Since then, Takashi's been perfecting the app because contracts are being given out to corrupt ministers, as well as their friends and family. Even Japan's Prime Minister Tate (an ally of Sector 9) is targeted because Think Pol (a play on Orwell's Thought Police) wants the public to think for themselves and hold the powers that be accountable. In fact, contractors who faked citizenship so they could use illegal immigrants as cheap labor in the Tokyo rebuild project are killed in violent fashion, while a pedophile teacher who preyed on Takashi's crush, Kanami, is also slaughtered after the girl commits suicide following an affair with the teacher.

All of these things convince Takashi that he has to burn the old world down to build a new one.

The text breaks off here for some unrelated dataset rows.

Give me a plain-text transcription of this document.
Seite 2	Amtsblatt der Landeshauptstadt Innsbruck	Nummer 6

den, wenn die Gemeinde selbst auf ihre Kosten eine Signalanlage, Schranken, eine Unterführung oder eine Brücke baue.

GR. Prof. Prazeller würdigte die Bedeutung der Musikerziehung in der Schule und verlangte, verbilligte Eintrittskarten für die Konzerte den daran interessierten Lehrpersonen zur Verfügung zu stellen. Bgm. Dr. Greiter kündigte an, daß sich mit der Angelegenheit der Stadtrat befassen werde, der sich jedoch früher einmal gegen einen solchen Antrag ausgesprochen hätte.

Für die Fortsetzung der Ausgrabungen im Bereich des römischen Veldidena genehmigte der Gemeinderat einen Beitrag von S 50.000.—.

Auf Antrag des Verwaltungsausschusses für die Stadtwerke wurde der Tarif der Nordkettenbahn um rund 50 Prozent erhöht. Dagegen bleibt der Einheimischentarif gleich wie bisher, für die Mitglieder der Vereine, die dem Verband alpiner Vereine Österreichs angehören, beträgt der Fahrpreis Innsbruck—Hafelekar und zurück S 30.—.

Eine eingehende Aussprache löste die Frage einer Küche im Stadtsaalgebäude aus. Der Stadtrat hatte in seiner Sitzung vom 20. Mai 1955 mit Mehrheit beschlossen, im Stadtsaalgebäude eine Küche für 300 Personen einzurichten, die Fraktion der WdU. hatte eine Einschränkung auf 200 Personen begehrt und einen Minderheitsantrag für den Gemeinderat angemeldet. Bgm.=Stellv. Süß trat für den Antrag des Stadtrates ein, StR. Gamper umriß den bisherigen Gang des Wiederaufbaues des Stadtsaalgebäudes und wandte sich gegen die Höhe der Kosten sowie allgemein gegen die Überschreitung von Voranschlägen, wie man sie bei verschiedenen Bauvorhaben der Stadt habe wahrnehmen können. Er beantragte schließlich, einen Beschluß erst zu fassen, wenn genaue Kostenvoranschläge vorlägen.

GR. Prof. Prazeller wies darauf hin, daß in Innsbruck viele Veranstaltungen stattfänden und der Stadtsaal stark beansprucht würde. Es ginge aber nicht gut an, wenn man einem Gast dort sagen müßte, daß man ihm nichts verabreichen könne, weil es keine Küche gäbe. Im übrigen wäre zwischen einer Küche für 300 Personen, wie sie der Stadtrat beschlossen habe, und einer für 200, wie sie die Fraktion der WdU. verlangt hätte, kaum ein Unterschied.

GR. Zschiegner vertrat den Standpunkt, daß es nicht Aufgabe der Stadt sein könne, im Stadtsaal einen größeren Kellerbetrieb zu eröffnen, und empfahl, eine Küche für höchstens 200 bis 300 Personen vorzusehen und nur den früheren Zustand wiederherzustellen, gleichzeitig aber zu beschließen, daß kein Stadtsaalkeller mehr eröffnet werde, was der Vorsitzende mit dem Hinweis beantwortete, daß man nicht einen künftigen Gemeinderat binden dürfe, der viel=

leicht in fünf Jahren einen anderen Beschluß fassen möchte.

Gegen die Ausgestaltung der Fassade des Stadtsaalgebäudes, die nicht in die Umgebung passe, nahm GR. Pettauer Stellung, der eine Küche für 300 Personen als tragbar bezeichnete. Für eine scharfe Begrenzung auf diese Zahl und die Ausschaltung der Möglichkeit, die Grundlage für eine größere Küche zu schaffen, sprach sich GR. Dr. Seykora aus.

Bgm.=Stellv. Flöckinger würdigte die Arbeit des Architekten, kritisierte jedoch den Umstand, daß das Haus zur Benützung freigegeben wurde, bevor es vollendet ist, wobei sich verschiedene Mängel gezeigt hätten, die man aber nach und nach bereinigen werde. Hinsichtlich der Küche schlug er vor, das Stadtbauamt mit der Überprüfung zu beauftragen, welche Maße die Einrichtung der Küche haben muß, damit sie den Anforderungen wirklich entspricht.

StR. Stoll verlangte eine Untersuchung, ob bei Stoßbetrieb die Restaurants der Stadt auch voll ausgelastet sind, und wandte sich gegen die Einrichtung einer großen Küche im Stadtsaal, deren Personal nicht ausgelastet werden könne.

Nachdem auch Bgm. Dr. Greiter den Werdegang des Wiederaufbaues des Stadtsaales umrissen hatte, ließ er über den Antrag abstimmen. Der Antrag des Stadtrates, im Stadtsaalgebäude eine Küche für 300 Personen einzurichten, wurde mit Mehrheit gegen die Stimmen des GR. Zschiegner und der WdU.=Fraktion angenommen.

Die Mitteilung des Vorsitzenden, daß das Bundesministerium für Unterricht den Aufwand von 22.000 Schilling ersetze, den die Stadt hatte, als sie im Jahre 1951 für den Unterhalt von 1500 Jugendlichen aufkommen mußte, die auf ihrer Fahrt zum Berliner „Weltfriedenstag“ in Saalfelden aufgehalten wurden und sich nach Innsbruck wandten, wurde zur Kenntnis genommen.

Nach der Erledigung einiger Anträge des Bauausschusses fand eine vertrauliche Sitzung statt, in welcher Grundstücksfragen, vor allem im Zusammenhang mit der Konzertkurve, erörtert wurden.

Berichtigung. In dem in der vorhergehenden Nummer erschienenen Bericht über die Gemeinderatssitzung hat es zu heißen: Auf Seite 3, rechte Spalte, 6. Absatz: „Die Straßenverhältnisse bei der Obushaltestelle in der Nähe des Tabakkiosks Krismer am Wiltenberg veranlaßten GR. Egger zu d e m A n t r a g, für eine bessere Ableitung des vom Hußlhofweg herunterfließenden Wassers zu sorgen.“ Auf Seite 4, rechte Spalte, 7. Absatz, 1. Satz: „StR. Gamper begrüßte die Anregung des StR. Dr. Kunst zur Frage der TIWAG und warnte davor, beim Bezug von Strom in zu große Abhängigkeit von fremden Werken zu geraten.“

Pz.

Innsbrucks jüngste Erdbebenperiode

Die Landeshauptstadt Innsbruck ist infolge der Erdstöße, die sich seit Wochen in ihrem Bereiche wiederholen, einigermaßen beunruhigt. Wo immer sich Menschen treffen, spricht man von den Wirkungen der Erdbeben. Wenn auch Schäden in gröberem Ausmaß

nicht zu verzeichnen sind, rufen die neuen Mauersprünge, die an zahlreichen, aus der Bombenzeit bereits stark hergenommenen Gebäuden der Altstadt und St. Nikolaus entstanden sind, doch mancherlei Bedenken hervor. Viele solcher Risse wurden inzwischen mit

And just like V for Vendetta, he places power in the hands of the people. Even as Season 1 ends, Sector 9 can't shut Think Pol down, they just know it exists. And the scary thing is their biggest asset, Togusa, while investigating, begins to sympathize with the cause as he too has become disenfranchised with the state of the nation. This shows how much insurrection is fomenting in Japan and Major knows an inexorable civil war is on their doorsteps. But, unfortunately, they're no closer to finding a cure.

Ghost in the Shell: SAC_2045 is directed by Kenji Kamiyama and Shinji Aramaki. Season 1 is currently streaming on Netflix.